Deuteronomy 28:52-57
This was foretold in Deuteronomy 28:52-57. In this chapter, there is a long list of curses for disobedience and eating one’s own children is listed in these verses. It says that even the ‘most tender and refined’ father and mother will be driven to this kind of behavior.
The disobedience of King Jehoram
King Jehoram of Israel is walking in the footsteps of his father Ahab and is leading the people of Israel in disobedience to the Lord. Even when he seems sympathetic to the plight of the woman, he still fails to show true repentance of his sins. His way to solve the problem is to go and kill Elisha, the prophet of God (2 Kings 6:31). The reason why he wants to kill Elisha is not entirely clear; he probably blames the prophet for bringing all this misery over his people but does not realize it is his own disobedience that is to be blamed.
Wait for God’s salvation
When the men of the king come to Elisha’s house, they certainly do not kill him. Elisha has a promise for them: the next day the starvation will come to an end and the prices for food will be back to normal. That next day God made the army of Aram hear a sound of chariots and horses and they thought that the Egyptians had come to help the Israelites. In panic they fled the camp. Four lepers discovered the camp empty of men but full with food, and the city of Samaria was saved of further starvation.

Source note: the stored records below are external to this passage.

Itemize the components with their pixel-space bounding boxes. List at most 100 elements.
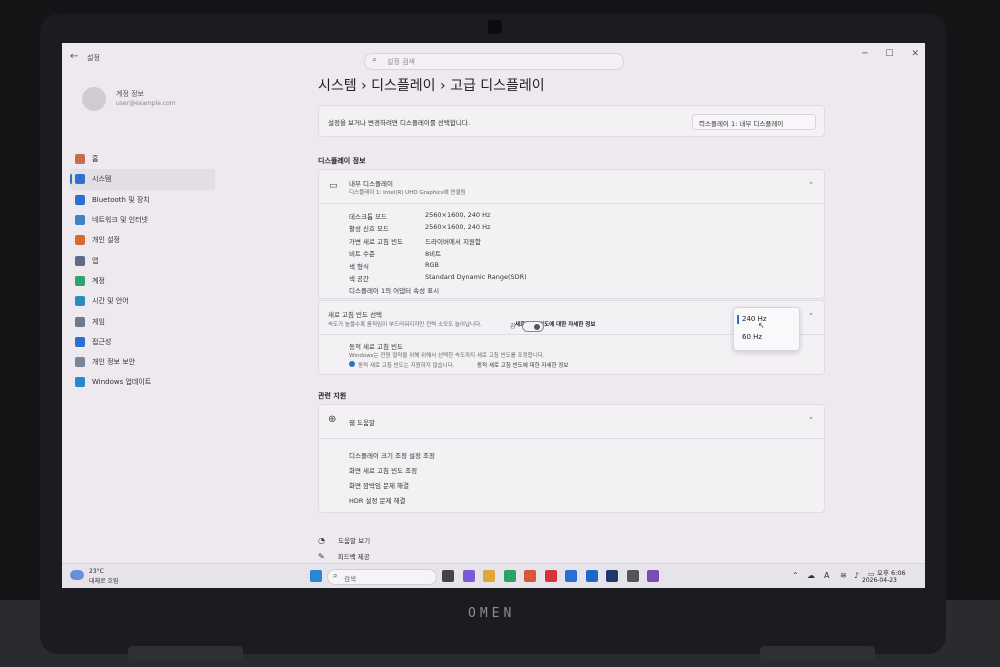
outlook-icon[interactable] [585, 570, 598, 582]
copilot-icon[interactable] [462, 570, 475, 582]
webcam [488, 20, 502, 34]
info-label: 색 공간 [349, 275, 370, 283]
feedback-icon: ✎ [318, 552, 325, 561]
hinge-right [760, 646, 875, 660]
app-red-icon[interactable] [544, 570, 557, 582]
breadcrumb-separator: › [361, 78, 367, 94]
dynamic-refresh-link[interactable]: 동적 새로 고침 빈도에 대한 자세한 정보 [477, 361, 568, 369]
taskbar: 23°C 대체로 흐림 ⌕ 검색 ⌃ ☁ A ≋ ♪ ▭ 오후 6:06 202… [62, 563, 925, 588]
chevron-up-icon[interactable]: ⌃ [792, 571, 799, 580]
brush-icon [75, 235, 85, 246]
section-display-info: 디스플레이 정보 [318, 157, 366, 165]
volume-icon[interactable]: ♪ [854, 571, 859, 580]
ime-icon[interactable]: A [824, 571, 829, 580]
bluetooth-icon [75, 194, 85, 205]
settings-icon[interactable] [626, 570, 639, 582]
search-placeholder: 설정 검색 [387, 58, 415, 66]
screen: ← 설정 ⌕ 설정 검색 ─ ☐ ✕ 계정 정보 user@example.co… [62, 43, 925, 588]
info-label: 활성 신호 모드 [349, 225, 390, 234]
sidebar-item[interactable]: 홈 [70, 149, 215, 169]
dynamic-refresh-toggle[interactable] [522, 321, 544, 332]
weather-cloud-icon[interactable] [70, 570, 84, 580]
avatar [82, 87, 106, 111]
help-link[interactable]: 디스플레이 크기 조정 설정 조정 [349, 450, 435, 460]
security-icon[interactable] [647, 570, 659, 582]
chevron-up-icon[interactable]: ⌃ [808, 312, 814, 320]
widgets-icon[interactable] [442, 570, 454, 582]
sidebar-item-label: 개인 설정 [92, 236, 120, 245]
sidebar-item-label: 계정 [92, 276, 105, 285]
display-name: 내부 디스플레이 [349, 180, 393, 188]
adapter-properties-link[interactable]: 디스플레이 1의 어댑터 속성 표시 [349, 285, 439, 295]
maximize-button[interactable]: ☐ [885, 49, 893, 59]
monitor-icon [75, 174, 85, 185]
sidebar-item-label: Bluetooth 및 장치 [92, 195, 150, 204]
search-icon: ⌕ [372, 55, 378, 65]
cloud-icon[interactable]: ☁ [807, 571, 815, 580]
breadcrumb-separator: › [440, 78, 446, 94]
app-title: 설정 [87, 54, 100, 62]
sidebar-item[interactable]: 네트워크 및 인터넷 [70, 210, 215, 230]
toggle-state-label: 끔 [510, 323, 516, 330]
info-value: 드라이버에서 지원함 [425, 237, 481, 246]
accessibility-icon [75, 336, 85, 347]
globe-clock-icon [75, 296, 85, 307]
steam-icon[interactable] [606, 570, 618, 582]
start-icon[interactable] [310, 570, 322, 582]
feedback-label: 피드백 제공 [337, 553, 370, 561]
web-help-title: 웹 도움말 [349, 419, 375, 427]
minimize-button[interactable]: ─ [862, 49, 867, 59]
file-explorer-icon[interactable] [483, 570, 495, 582]
sidebar-item[interactable]: 개인 정보 보안 [70, 352, 215, 372]
sidebar-item[interactable]: 계정 [70, 271, 215, 291]
web-help-header[interactable]: ⊕ 웹 도움말 ⌃ [319, 405, 824, 439]
display-info-header[interactable]: ▭ 내부 디스플레이 디스플레이 1: Intel(R) UHD Graphic… [319, 170, 824, 204]
wifi-icon [75, 215, 85, 226]
dynamic-refresh-note: 동적 새로 고침 빈도는 지원하지 않습니다. [358, 363, 455, 369]
sidebar-item-label: 시스템 [92, 175, 112, 184]
settings-search-input[interactable]: ⌕ 설정 검색 [364, 53, 624, 70]
help-link[interactable]: HDR 설정 문제 해결 [349, 495, 406, 505]
gamepad-icon [75, 316, 85, 327]
sidebar-item[interactable]: 접근성 [70, 332, 215, 352]
breadcrumb-display[interactable]: 디스플레이 [371, 78, 435, 94]
hinge-left [128, 646, 243, 660]
mail-icon[interactable] [565, 570, 577, 582]
weather-temp: 23°C [89, 568, 104, 575]
chevron-up-icon: ⌃ [808, 181, 814, 189]
sidebar-item[interactable]: 시간 및 언어 [70, 291, 215, 311]
display-dropdown[interactable]: 디스플레이 1: 내부 디스플레이 ⌄ [692, 114, 816, 130]
sidebar-item[interactable]: 앱 [70, 250, 215, 270]
clock-date[interactable]: 2026-04-23 [862, 577, 897, 584]
sidebar-item[interactable]: 게임 [70, 311, 215, 331]
sidebar-item[interactable]: Bluetooth 및 장치 [70, 190, 215, 210]
feedback-link[interactable]: ✎ 피드백 제공 [318, 544, 370, 563]
store-icon[interactable] [524, 570, 536, 582]
brand-logo: OMEN [468, 606, 516, 621]
profile-name: 계정 정보 [116, 90, 144, 98]
laptop-icon: ▭ [329, 181, 338, 191]
sidebar-item-label: 접근성 [92, 337, 112, 346]
back-arrow-icon[interactable]: ← [70, 51, 78, 62]
select-display-text: 설정을 보거나 변경하려면 디스플레이를 선택합니다. [328, 119, 470, 127]
sidebar-item[interactable]: 개인 설정 [70, 230, 215, 250]
wifi-icon[interactable]: ≋ [840, 571, 847, 580]
refresh-rate-title: 새로 고침 빈도 선택 [328, 311, 383, 319]
sidebar-item[interactable]: Windows 업데이트 [70, 372, 215, 392]
web-help-card: ⊕ 웹 도움말 ⌃ 디스플레이 크기 조정 설정 조정 화면 새로 고침 빈도 … [318, 404, 825, 513]
breadcrumb-system[interactable]: 시스템 [318, 78, 357, 94]
info-label: 색 형식 [349, 262, 370, 271]
sidebar-item-label: 앱 [92, 256, 99, 265]
refresh-rate-desc: 속도가 높을수록 움직임이 부드러워지지만 전력 소모도 늘어납니다. [328, 322, 482, 328]
refresh-option-60[interactable]: 60 Hz [742, 333, 762, 341]
help-link[interactable]: 화면 새로 고침 빈도 조정 [349, 465, 417, 475]
update-icon [75, 377, 85, 388]
info-label: 데스크톱 모드 [349, 213, 387, 221]
sidebar-item[interactable]: 시스템 [70, 169, 215, 190]
clock-time[interactable]: 오후 6:06 [877, 567, 906, 577]
dynamic-refresh-title: 동적 새로 고침 빈도 [349, 343, 404, 351]
help-link[interactable]: 화면 깜박임 문제 해결 [349, 480, 409, 490]
close-button[interactable]: ✕ [911, 49, 919, 59]
edge-icon[interactable] [503, 570, 516, 582]
taskbar-search[interactable]: ⌕ 검색 [327, 569, 437, 585]
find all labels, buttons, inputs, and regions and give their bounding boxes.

Whatever the circumstances, we should never resort to sin, but wait for God’s salvation.
Summary
Cannibalism is mentioned in the Bible. First of all, as a warning by Moses, that if the people of Israel would turn their backs on God, things would get so bad that eventually people would eat their own children. This came true during the reign of king Jehoram, when Samaria is under siege. He is asked to judge between to women who had agreed to eat their children together, but only one keeps her word. Shortly after this happens, God has mercy on the people and makes the army of Aram flee, and the people can eat from the plentiful food the army left behind.